A special court in Ahmedabad will pronounce the quantum of sentence for the 24 convicts in the Gulbarg Society massacre case on Thursday. Special court judge PB Desai had on June 2 convicted 11 accused for murder while another 13 were found guilty of lesser crimes such as attacking and burning shops and houses.
Desai heard the arguments of the prosecution, and advocates representing the victims and the convicts on Monday. He postponed the date of pronouncement of the sentence to June 9.
Public prosecutor RC Kodekar sought life imprisonment, if not death sentence, for the convicts, Indo-Asian News Service reported. Arguing for the victims, SM Vora pleaded the court to give exemplary punishment to all the convicts. He argued that the Gulbarg Society riot was a mass murder committed in cold blood and a rarest of rare case.

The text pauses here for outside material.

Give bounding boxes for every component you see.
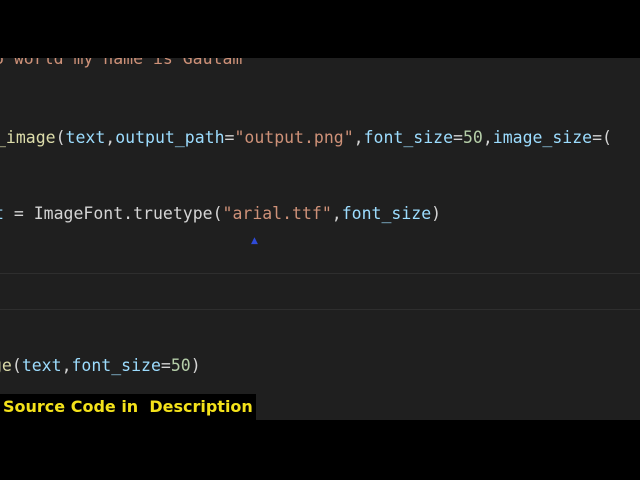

However, convict's lawyer Abhay Bhardwaj argued that the incident could not be termed as a cold-blooded murder because the convicts attacked the housing society in retaliation to the firing by Congress MP Ehsan Jafri, who was hiding several Muslims inside his house during the 2002 Gujarat riots. At least 15 people sustained injuries in the firing, he said.
Bhardwaj reportedly requested the court to consider the various sections of the Indian Penal Code under which the accused were convicted on Thursday, to decide the quantum of punishment.
The Gulbarg Society in Ahmedabad was attacked on Feb. 28, 2002, allegedly by a mob of Hindus. The attack was part of the riots that broke out after a coach of Sabarmati Express train was set on fire near Godhra station on Feb. 27, leading to death of at least 58 people.
A total of 69 people were killed in the Gulbarg Society massacre. While at least 39 people, including Jafri, were burnt alive, another 30 were presumed dead.
The hearing into the case started in 2009 and was taken over by Desai in November 2014. He completed the trials in September 2015 and found 66 people guilty of the crime. Four of them died during the trial. Of the remaining accused, 36 were acquitted by the special court on June 2.